Elle commençait à avoir une idée de ce que Rand devrait faire, mais il restait beaucoup trop de zones d’ombre. Selon elle, la solution approchait. Hélas, elle n’était pas bien sûre de devoir révéler à Rand ce qu’elle savait. Comment réagirait-il ?
Tout en lisant, Min soupira à pierre fendre. Si on lui avait annoncé qu’elle serait un jour folle d’un homme ! Pourtant, elle suivait Rand partout, faisant passer ses besoins bien avant les siens. Cela dit, malgré les ragots qui couraient dans le camp, elle n’était ni son animal domestique ni son jouet. Si elle le suivait, c’était par amour – et parce qu’elle sentait, au sens littéral du terme, qu’il lui rendait sa ferveur. Malgré la dureté dont il faisait de plus en plus montre, en dépit de sa fureur et des difficultés de sa vie, il aimait Min. En conséquence, elle s’efforçait de l’aider.
Si elle contribuait à résoudre l’énigme centrale – comment sceller la prison du Ténébreux ? –, elle aurait fait quelque chose pour Rand et pour le monde entier. Alors, qu’importait que quelques soldats, dans le camp, se méprennent sur la valeur qu’elle avait aux yeux du Dragon Réincarné ? Au fond, il valait mieux que tout le monde croie qu’elle était interchangeable. Tout tueur lancé contre Rand devait la prendre pour quantité négligeable. Jusqu’à ce qu’il découvre les couteaux cachés dans ses manches. Avec, elle n’était pas aussi bonne que Thom Merrilin, mais pour tuer efficacement, pas besoin d’être une artiste.
Rand se retourna dans son sommeil puis se calma très vite.
Elle l’aimait, oui. De lui-même – ou à cause de la Trame, du Créateur ou de la Lumière savait quoi –, son cœur avait pris la décision à sa place. À présent, même si ça s’était révélé possible, elle n’aurait pas changé de sentiments pour tout l’or du monde. Si ça impliquait de prendre des risques, elle les prendrait. S’il fallait supporter les regards des hommes, dans le camp, elle les supporterait. Et si elle devait le partager avec deux autres femmes…
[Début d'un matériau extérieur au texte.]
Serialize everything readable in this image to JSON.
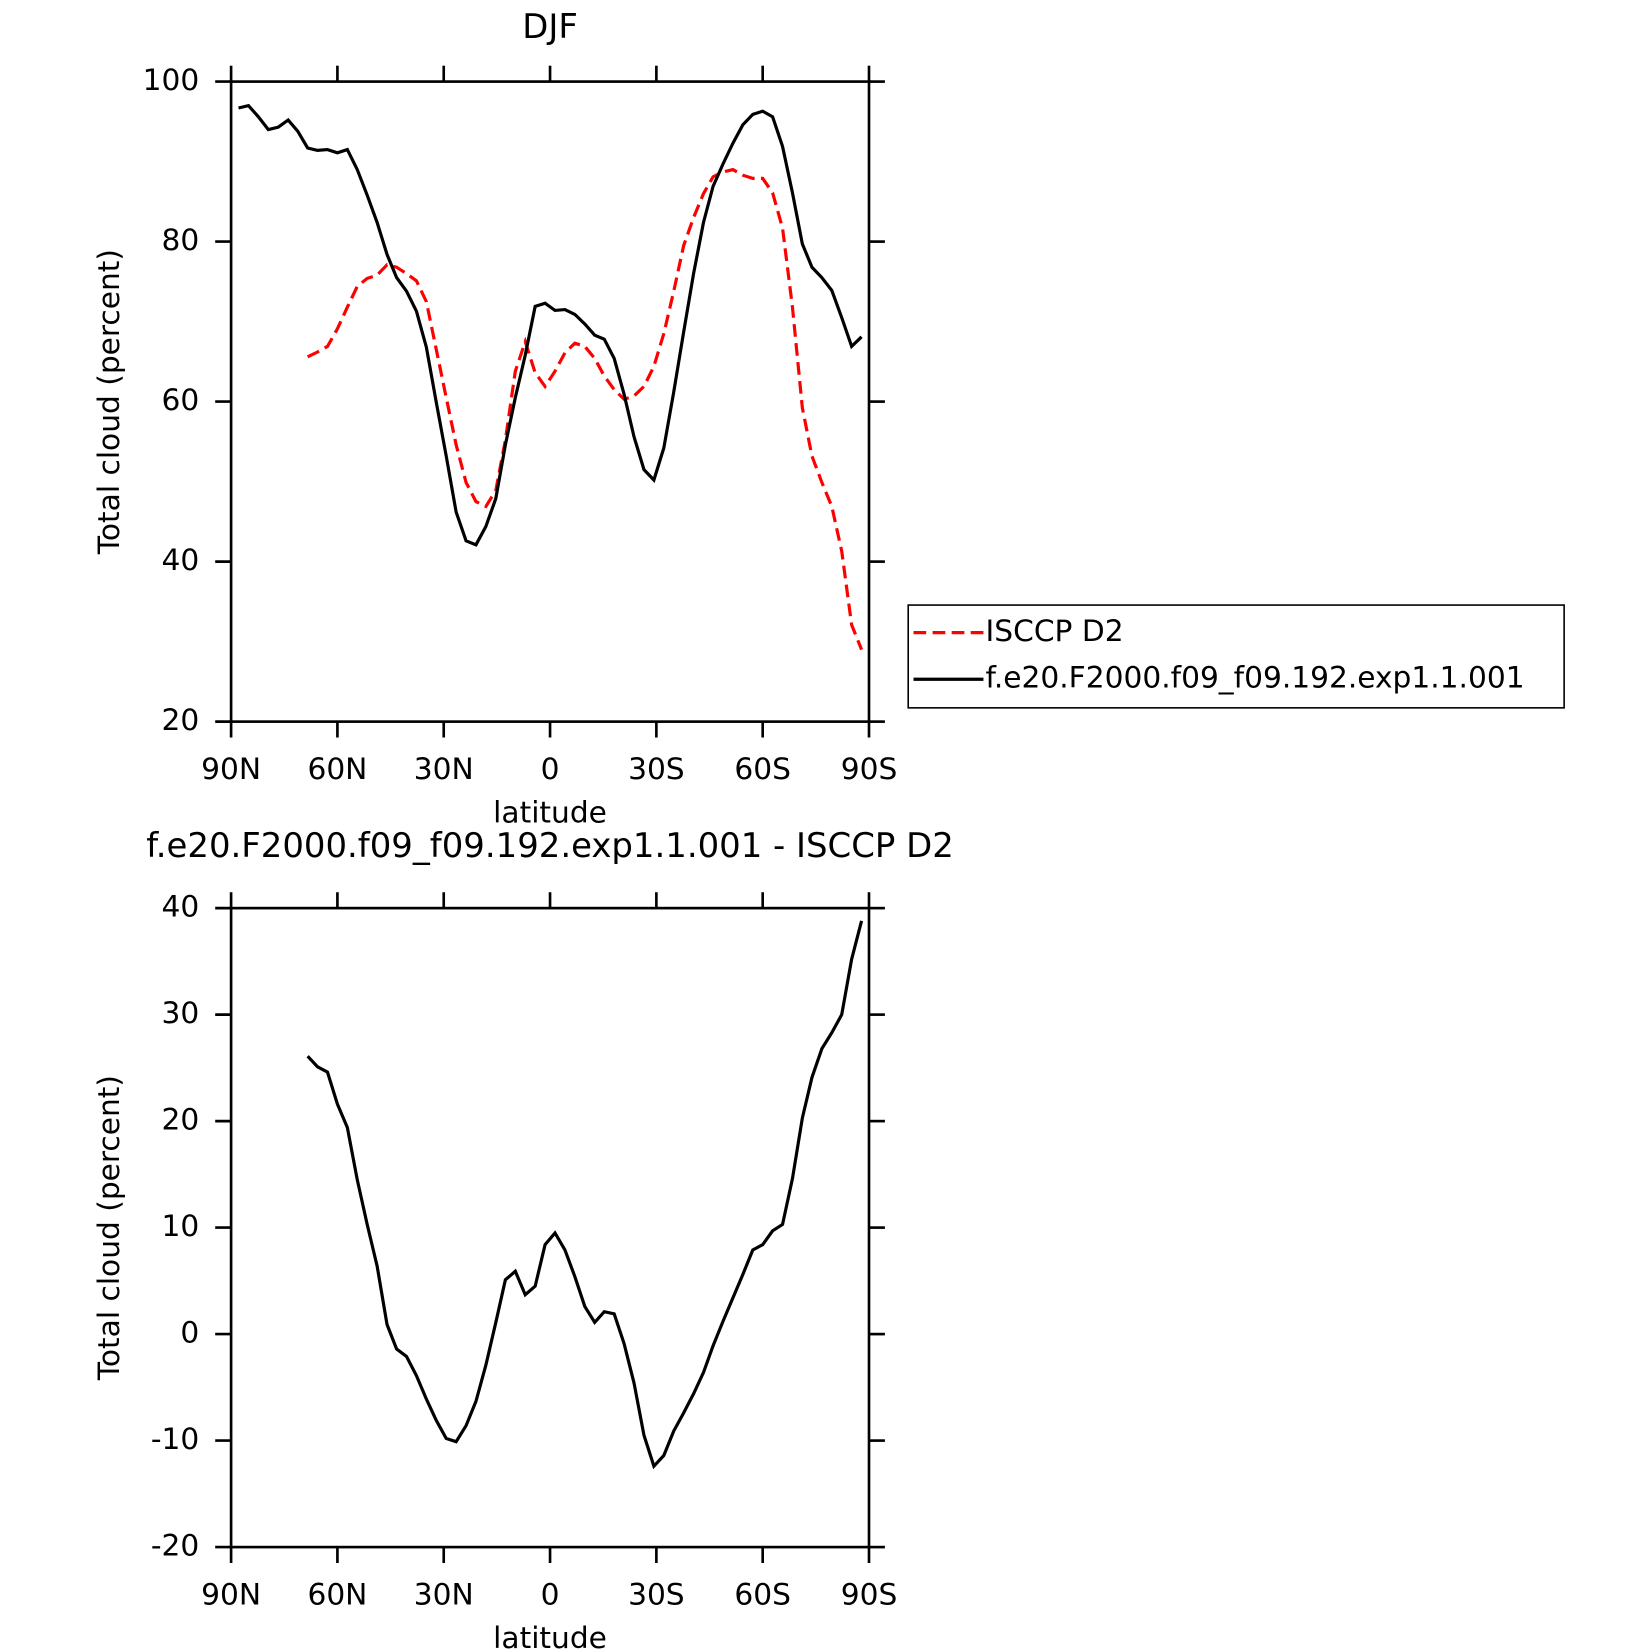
{
  "chart_data": [
    {
      "type": "line",
      "title": "DJF",
      "xlabel": "latitude",
      "ylabel": "Total cloud (percent)",
      "x": [
        87.9,
        85.1,
        82.3,
        79.5,
        76.7,
        73.9,
        71.2,
        68.4,
        65.6,
        62.8,
        60.0,
        57.2,
        54.4,
        51.6,
        48.8,
        46.0,
        43.3,
        40.5,
        37.7,
        34.9,
        32.1,
        29.3,
        26.5,
        23.7,
        20.9,
        18.1,
        15.3,
        12.6,
        9.8,
        7.0,
        4.2,
        1.4,
        -1.4,
        -4.2,
        -7.0,
        -9.8,
        -12.6,
        -15.3,
        -18.1,
        -20.9,
        -23.7,
        -26.5,
        -29.3,
        -32.1,
        -34.9,
        -37.7,
        -40.5,
        -43.3,
        -46.0,
        -48.8,
        -51.6,
        -54.4,
        -57.2,
        -60.0,
        -62.8,
        -65.6,
        -68.4,
        -71.2,
        -73.9,
        -76.7,
        -79.5,
        -82.3,
        -85.1,
        -87.9
      ],
      "xlim": [
        90,
        -90
      ],
      "xticks": [
        {
          "value": 90,
          "label": "90N"
        },
        {
          "value": 60,
          "label": "60N"
        },
        {
          "value": 30,
          "label": "30N"
        },
        0,
        {
          "value": -30,
          "label": "30S"
        },
        {
          "value": -60,
          "label": "60S"
        },
        {
          "value": -90,
          "label": "90S"
        }
      ],
      "ylim": [
        20,
        100
      ],
      "yticks": [
        20,
        40,
        60,
        80,
        100
      ],
      "legend": "outside-right",
      "series": [
        {
          "name": "ISCCP D2",
          "color": "#ff0000",
          "line_style": "dashed",
          "values": [
            null,
            null,
            null,
            null,
            null,
            null,
            null,
            65.6,
            66.2,
            66.9,
            69.1,
            71.8,
            74.4,
            75.4,
            75.8,
            77.1,
            76.8,
            76.0,
            75.1,
            72.5,
            66.5,
            60.5,
            54.6,
            49.9,
            47.5,
            46.9,
            48.9,
            55.2,
            63.8,
            67.5,
            63.6,
            61.9,
            63.8,
            66.1,
            67.3,
            66.9,
            65.4,
            63.2,
            61.5,
            60.3,
            60.7,
            61.9,
            64.4,
            68.5,
            73.8,
            79.5,
            83.0,
            86.0,
            88.1,
            88.7,
            89.0,
            88.3,
            87.9,
            87.9,
            86.1,
            81.7,
            71.8,
            59.2,
            53.2,
            49.9,
            46.9,
            41.3,
            32.1,
            29.0
          ]
        },
        {
          "name": "f.e20.F2000.f09_f09.192.exp1.1.001",
          "color": "#000000",
          "line_style": "solid",
          "values": [
            96.7,
            97.0,
            95.6,
            94.0,
            94.3,
            95.2,
            93.8,
            91.7,
            91.4,
            91.5,
            91.1,
            91.5,
            89,
            85.8,
            82.4,
            78.4,
            75.5,
            73.8,
            71.3,
            66.8,
            59.9,
            53.2,
            46.2,
            42.6,
            42.1,
            44.4,
            47.9,
            54.6,
            60.5,
            65.8,
            71.9,
            72.3,
            71.4,
            71.5,
            70.9,
            69.7,
            68.3,
            67.8,
            65.4,
            60.9,
            55.6,
            51.5,
            50.2,
            54.2,
            61.2,
            68.7,
            76.0,
            82.4,
            86.9,
            89.7,
            92.3,
            94.6,
            95.9,
            96.3,
            95.6,
            91.9,
            86.1,
            79.7,
            76.8,
            75.5,
            73.9,
            70.5,
            66.9,
            68.1
          ]
        }
      ]
    },
    {
      "type": "line",
      "title": "f.e20.F2000.f09_f09.192.exp1.1.001 - ISCCP D2",
      "xlabel": "latitude",
      "ylabel": "Total cloud (percent)",
      "x": [
        87.9,
        85.1,
        82.3,
        79.5,
        76.7,
        73.9,
        71.2,
        68.4,
        65.6,
        62.8,
        60.0,
        57.2,
        54.4,
        51.6,
        48.8,
        46.0,
        43.3,
        40.5,
        37.7,
        34.9,
        32.1,
        29.3,
        26.5,
        23.7,
        20.9,
        18.1,
        15.3,
        12.6,
        9.8,
        7.0,
        4.2,
        1.4,
        -1.4,
        -4.2,
        -7.0,
        -9.8,
        -12.6,
        -15.3,
        -18.1,
        -20.9,
        -23.7,
        -26.5,
        -29.3,
        -32.1,
        -34.9,
        -37.7,
        -40.5,
        -43.3,
        -46.0,
        -48.8,
        -51.6,
        -54.4,
        -57.2,
        -60.0,
        -62.8,
        -65.6,
        -68.4,
        -71.2,
        -73.9,
        -76.7,
        -79.5,
        -82.3,
        -85.1,
        -87.9
      ],
      "xlim": [
        90,
        -90
      ],
      "xticks": [
        {
          "value": 90,
          "label": "90N"
        },
        {
          "value": 60,
          "label": "60N"
        },
        {
          "value": 30,
          "label": "30N"
        },
        0,
        {
          "value": -30,
          "label": "30S"
        },
        {
          "value": -60,
          "label": "60S"
        },
        {
          "value": -90,
          "label": "90S"
        }
      ],
      "ylim": [
        -20,
        40
      ],
      "yticks": [
        -20,
        -10,
        0,
        10,
        20,
        30,
        40
      ],
      "series": [
        {
          "color": "#000000",
          "line_style": "solid",
          "values": [
            null,
            null,
            null,
            null,
            null,
            null,
            null,
            26.1,
            25.1,
            24.6,
            21.6,
            19.4,
            14.5,
            10.3,
            6.4,
            0.9,
            -1.4,
            -2.1,
            -3.9,
            -6.1,
            -8.1,
            -9.8,
            -10.1,
            -8.6,
            -6.3,
            -2.9,
            1.1,
            5.1,
            5.9,
            3.7,
            4.5,
            8.4,
            9.5,
            7.9,
            5.4,
            2.6,
            1.1,
            2.1,
            1.9,
            -0.9,
            -4.6,
            -9.5,
            -12.4,
            -11.4,
            -9.1,
            -7.4,
            -5.6,
            -3.6,
            -1.1,
            1.2,
            3.4,
            5.6,
            7.9,
            8.4,
            9.7,
            10.3,
            14.6,
            20.3,
            24.1,
            26.8,
            28.3,
            30.0,
            35.2,
            38.8
          ]
        }
      ]
    }
  ]
}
Rand bougea. Cette fois, il grogna, ouvrit les yeux et s’assit dans le lit. Portant la main à sa tête, il réussit à paraître plus fatigué qu’avant de s’endormir. Vêtu d’un simple caleçon, il avait le torse nu. Un long moment, il resta assis, puis il se leva et gagna la fenêtre aux volets fermés.
Min posa son livre.
— Que crois-tu faire, berger ? Tu as dormi quelques heures seulement.
Rand ouvrit les volets intérieurs puis la fenêtre, révélant une nuit d’encre. Un souffle de vent taquina la flamme de la lampe…
— Rand ? appela Min.
Elle dut tendre l’oreille pour capter la réponse.
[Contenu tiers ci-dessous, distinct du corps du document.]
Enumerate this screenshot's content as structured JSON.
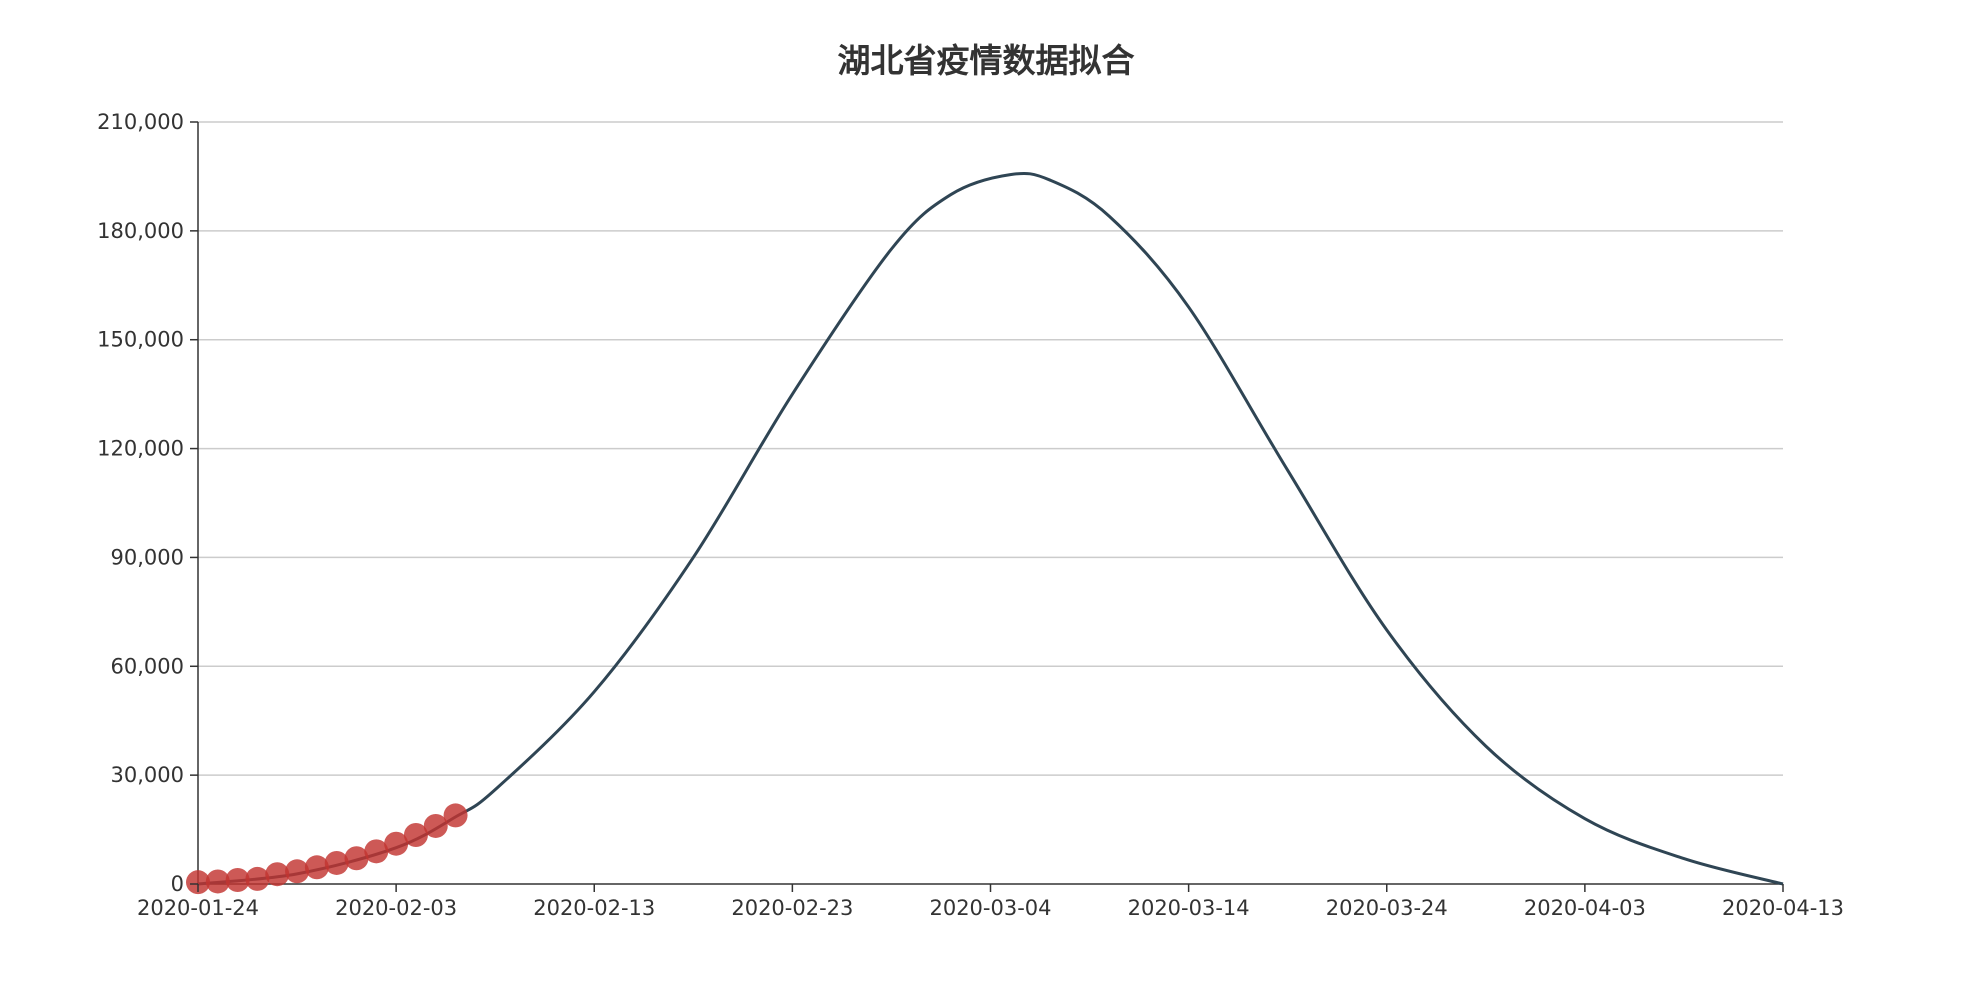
{
  "chart_data": {
    "type": "line",
    "title": "湖北省疫情数据拟合",
    "xlabel": "",
    "ylabel": "",
    "x_axis_type": "date",
    "xlim": [
      "2020-01-24",
      "2020-04-13"
    ],
    "x_ticks": [
      "2020-01-24",
      "2020-02-03",
      "2020-02-13",
      "2020-02-23",
      "2020-03-04",
      "2020-03-14",
      "2020-03-24",
      "2020-04-03",
      "2020-04-13"
    ],
    "ylim": [
      0,
      210000
    ],
    "y_ticks": [
      0,
      30000,
      60000,
      90000,
      120000,
      150000,
      180000,
      210000
    ],
    "y_tick_labels": [
      "0",
      "30,000",
      "60,000",
      "90,000",
      "120,000",
      "150,000",
      "180,000",
      "210,000"
    ],
    "grid": "horizontal",
    "legend": "none",
    "series": [
      {
        "kind": "scatter",
        "color": "#c23531",
        "points": [
          {
            "x": "2020-01-24",
            "y": 500
          },
          {
            "x": "2020-01-25",
            "y": 700
          },
          {
            "x": "2020-01-26",
            "y": 1100
          },
          {
            "x": "2020-01-27",
            "y": 1400
          },
          {
            "x": "2020-01-28",
            "y": 2700
          },
          {
            "x": "2020-01-29",
            "y": 3500
          },
          {
            "x": "2020-01-30",
            "y": 4600
          },
          {
            "x": "2020-01-31",
            "y": 5800
          },
          {
            "x": "2020-02-01",
            "y": 7100
          },
          {
            "x": "2020-02-02",
            "y": 9000
          },
          {
            "x": "2020-02-03",
            "y": 11100
          },
          {
            "x": "2020-02-04",
            "y": 13500
          },
          {
            "x": "2020-02-05",
            "y": 16000
          },
          {
            "x": "2020-02-06",
            "y": 18900
          }
        ]
      },
      {
        "kind": "line",
        "color": "#2f4554",
        "points": [
          {
            "x": "2020-01-24",
            "y": 0
          },
          {
            "x": "2020-01-29",
            "y": 2800
          },
          {
            "x": "2020-02-03",
            "y": 10000
          },
          {
            "x": "2020-02-06",
            "y": 18500
          },
          {
            "x": "2020-02-08",
            "y": 26000
          },
          {
            "x": "2020-02-13",
            "y": 53000
          },
          {
            "x": "2020-02-18",
            "y": 90000
          },
          {
            "x": "2020-02-23",
            "y": 135000
          },
          {
            "x": "2020-02-28",
            "y": 175000
          },
          {
            "x": "2020-03-02",
            "y": 190000
          },
          {
            "x": "2020-03-05",
            "y": 195500
          },
          {
            "x": "2020-03-07",
            "y": 194000
          },
          {
            "x": "2020-03-10",
            "y": 184000
          },
          {
            "x": "2020-03-14",
            "y": 159000
          },
          {
            "x": "2020-03-19",
            "y": 114000
          },
          {
            "x": "2020-03-24",
            "y": 70000
          },
          {
            "x": "2020-03-29",
            "y": 38000
          },
          {
            "x": "2020-04-03",
            "y": 18000
          },
          {
            "x": "2020-04-08",
            "y": 7000
          },
          {
            "x": "2020-04-13",
            "y": 0
          }
        ]
      }
    ]
  }
}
— Il est dans ma tête. Pendant le rêve, il était absent, mais il est revenu.
Min résista à l’envie de se rouler en boule dans son siège. Lumière ! Elle détestait l’entendre évoquer sa folie. Le saidin étant purifié, elle avait espéré qu’il guérirait, mais…
— Qui, « il » ? demanda-t-elle d’une voix qui réussit à ne pas trembler. Tu entends… Lews Therin ?
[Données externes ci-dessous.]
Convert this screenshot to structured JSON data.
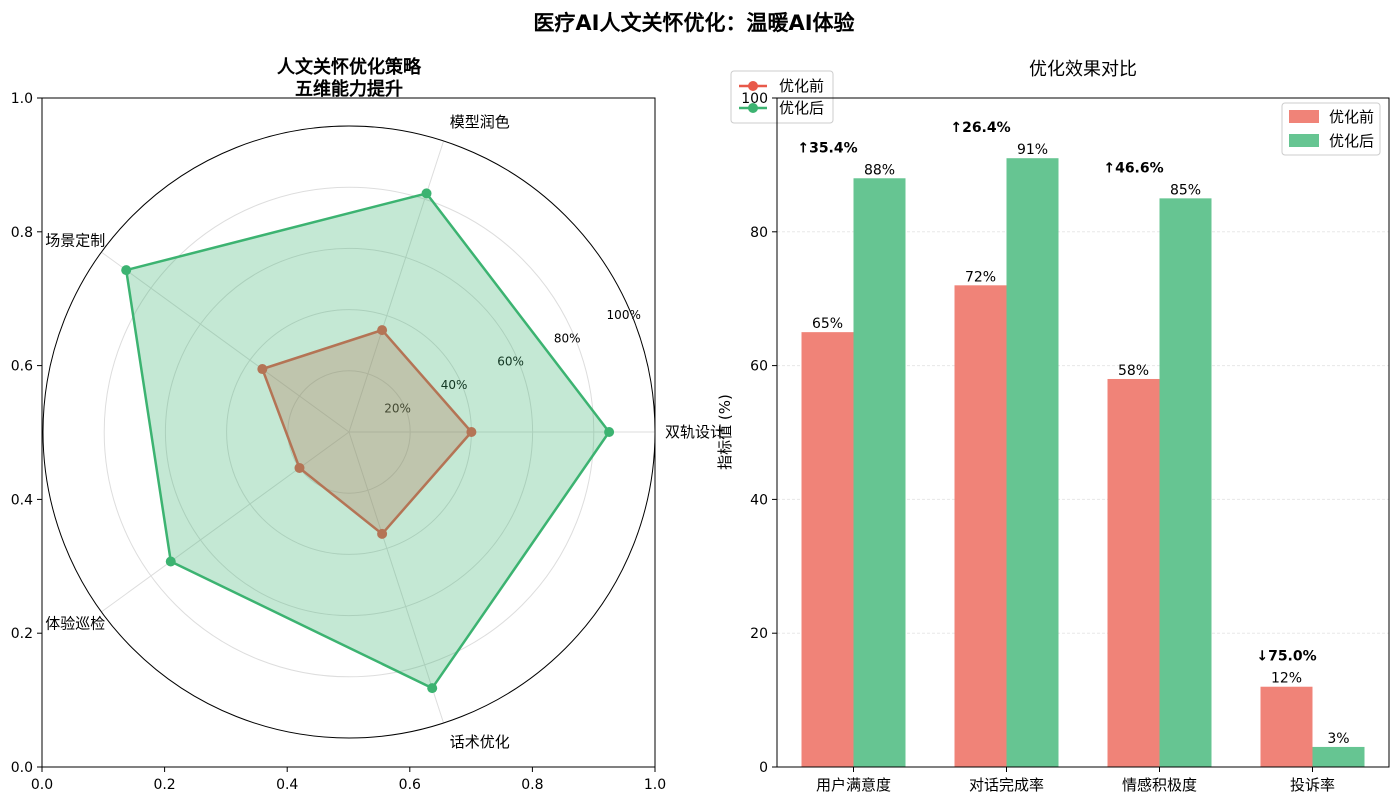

Rand se retourna, l’obscurité menaçante de la nuit lui faisant comme un écrin. Très faible, la lumière de la lampe laissait une grande partie de son visage dans l’ombre.
— Rand…
Min se leva et rejoignit son amoureux.
— Il faut que tu en parles à quelqu’un. Ne garde pas ça en toi.
— Je dois être fort.
Min prit Rand par le bras et l’attira vers elle.
— Me tenir à distance te rend plus fort ?
— Je ne te…
— Si ! Derrière tes yeux d’Aiel, des choses se passent. Penses-tu que je vais cesser de t’aimer parce que tu entends une voix ?
— Tu finiras par avoir peur…
— Sans blague ? (Min croisa les bras.) Donc, je suis un fragile coquelicot ?
Rand ouvrit la bouche mais ne dit rien, parce qu’il cherchait ses mots. Comme à l’époque où il n’était qu’un berger parti à l’aventure.
— Min, je sais que tu es forte. Et tu sais que je le sais…
— Alors, juge-moi assez forte pour affronter ce qui est en toi. On ne peut pas faire comme si rien n’était arrivé. La souillure t’a laissé des stigmates. Si tu ne peux pas les partager avec moi, avec qui le feras-tu ?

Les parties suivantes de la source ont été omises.